First insights into breastfeeding post-vaccination for COVID-19
With the recent large-scale implementation of messenger RNA (mRNA) vaccines against COVID-19, clinical research has started to understand the dynamics of both the virus and the vaccine across demographic groups. Of particular importance are pregnant and breastfeeding mothers, from which clinical trials have limited data on the effects of vaccines for both mother and child.
Despite the recommendation of the World Health Organization (WHO) recommending that do not have to cease breastfeeding following vaccine administration, many mothers have ceased breastfeeding post-vaccination due to concern that maternal vaccination may alter human milk.
A new study from the University of California, San Francisco has revealed preliminary data of clinical trials showing mothers do not need to cease breastfeeding as components of the mRNA vaccine for COVID-19 were not found in any breastmilk samples.
The study, led by Dr. Yarden Golan from the Department of Bioengineering and Therapeutic Sciences at UoF, analyzed self-collected milk samples from 13 breastfeeding women before vaccination and at varied time points up to 48 hours after vaccination.
Then, researchers isolated total RNA from milk components using the RNeasy Mini Kit (Qiagen), before performing a real-time quantitative polymerase chain reaction (qPCR) assay targeting the mRNA used in the COVID-19 mRNA-based vaccines.
Vaccines considered included the BNT162b2(Pfizer) and mRNA-1273 (Moderna) vaccines, which were separately inoculated into pre-vaccination milk samples to use as positive control samples.
No vaccination components found in any breastmilk samples, but more data required
The analysis of the 13 samples collected 24 hours after vaccination that included samples 4 to 48 hours from a single participant, revealed that none of the samples showed detectable levels of vaccine mRNA in any component of the milk.
No detectable traces were found in any components, and authors confirm that if vaccines elements remained, the quantities would be so limited that the gastrointestinal tract of the children would be able to break them down.
Based on these preliminary findings, authors find no issues that may need for breastfeeding to be discontinued post-vaccination.
However, it is important to consider that the study was conducted on a limited sample size and only offers insights into individuals who received one type of vaccine.
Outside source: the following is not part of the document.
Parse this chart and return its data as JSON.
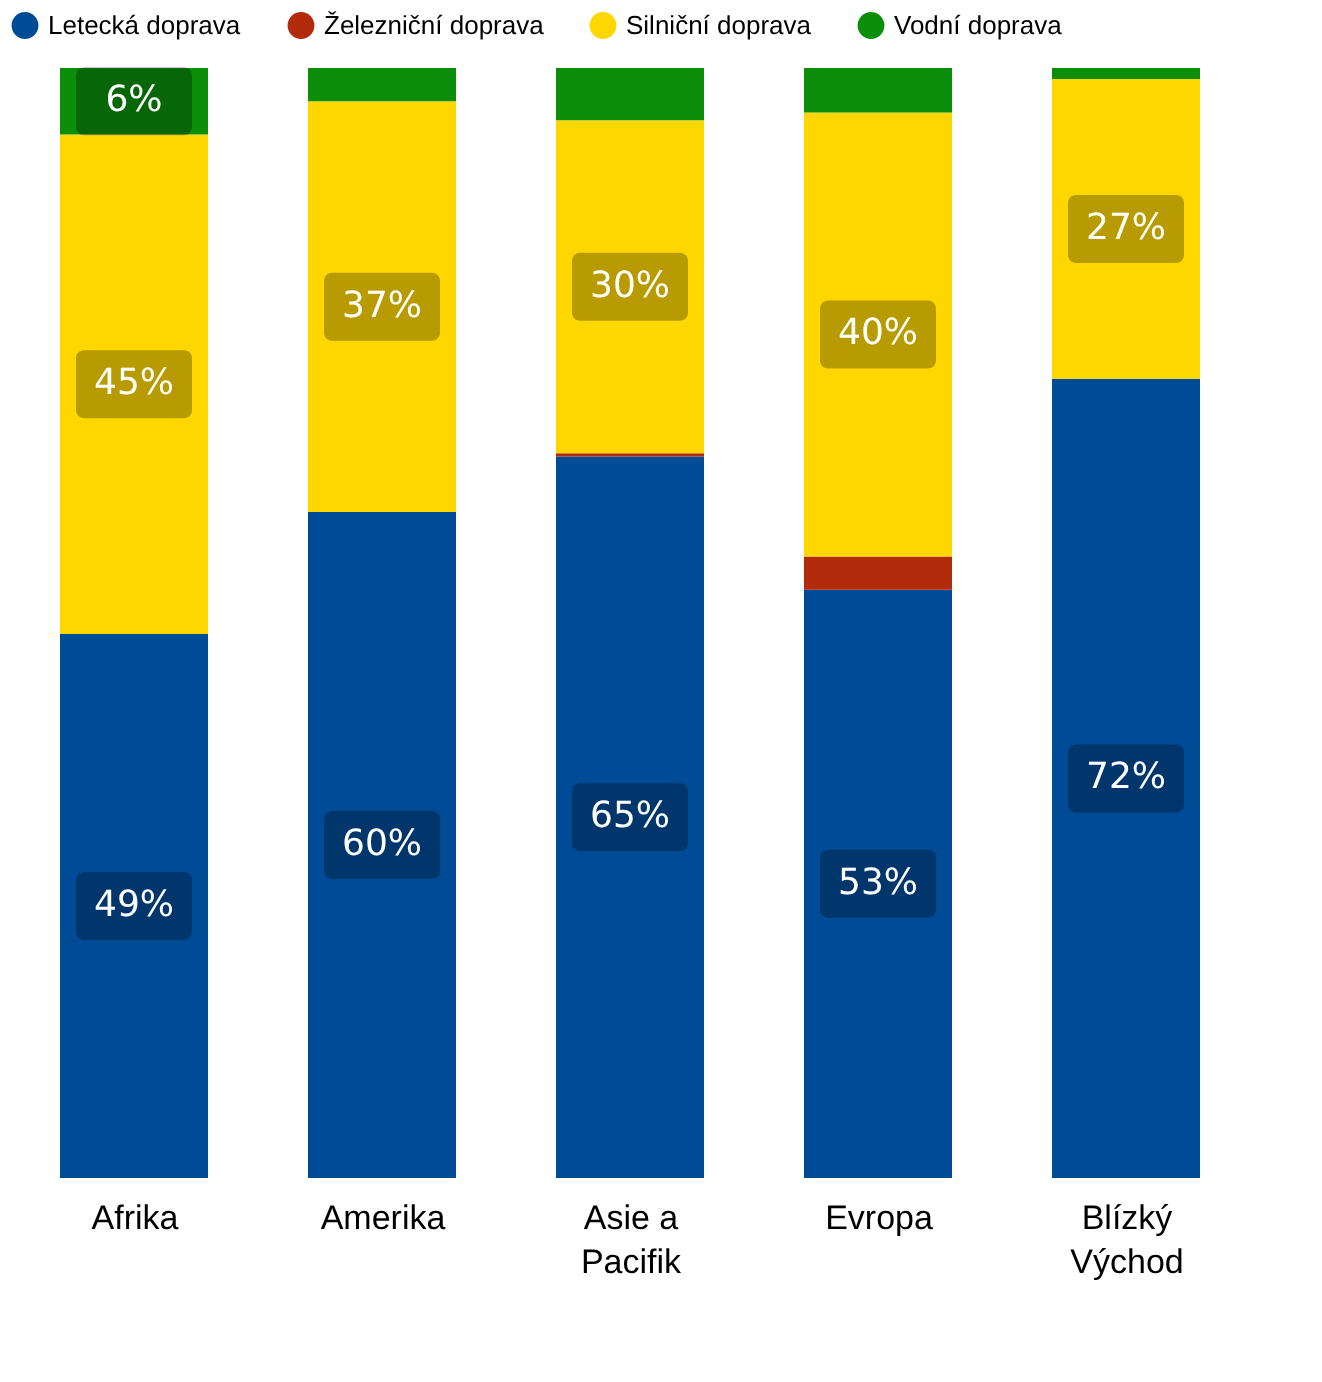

Further data could therefore be collected in the context of a larger study that includes a greater number of breastfeeding individuals from different vaccines over a larger time scale. The latter is a key factor, since despite vaccination concentration being highest immediately after vaccination, different vaccines may act differently over time.
Using a larger population for such a study could improve the reliability of findings to support the wider recommendation for breastfeeding mothers post-vaccination.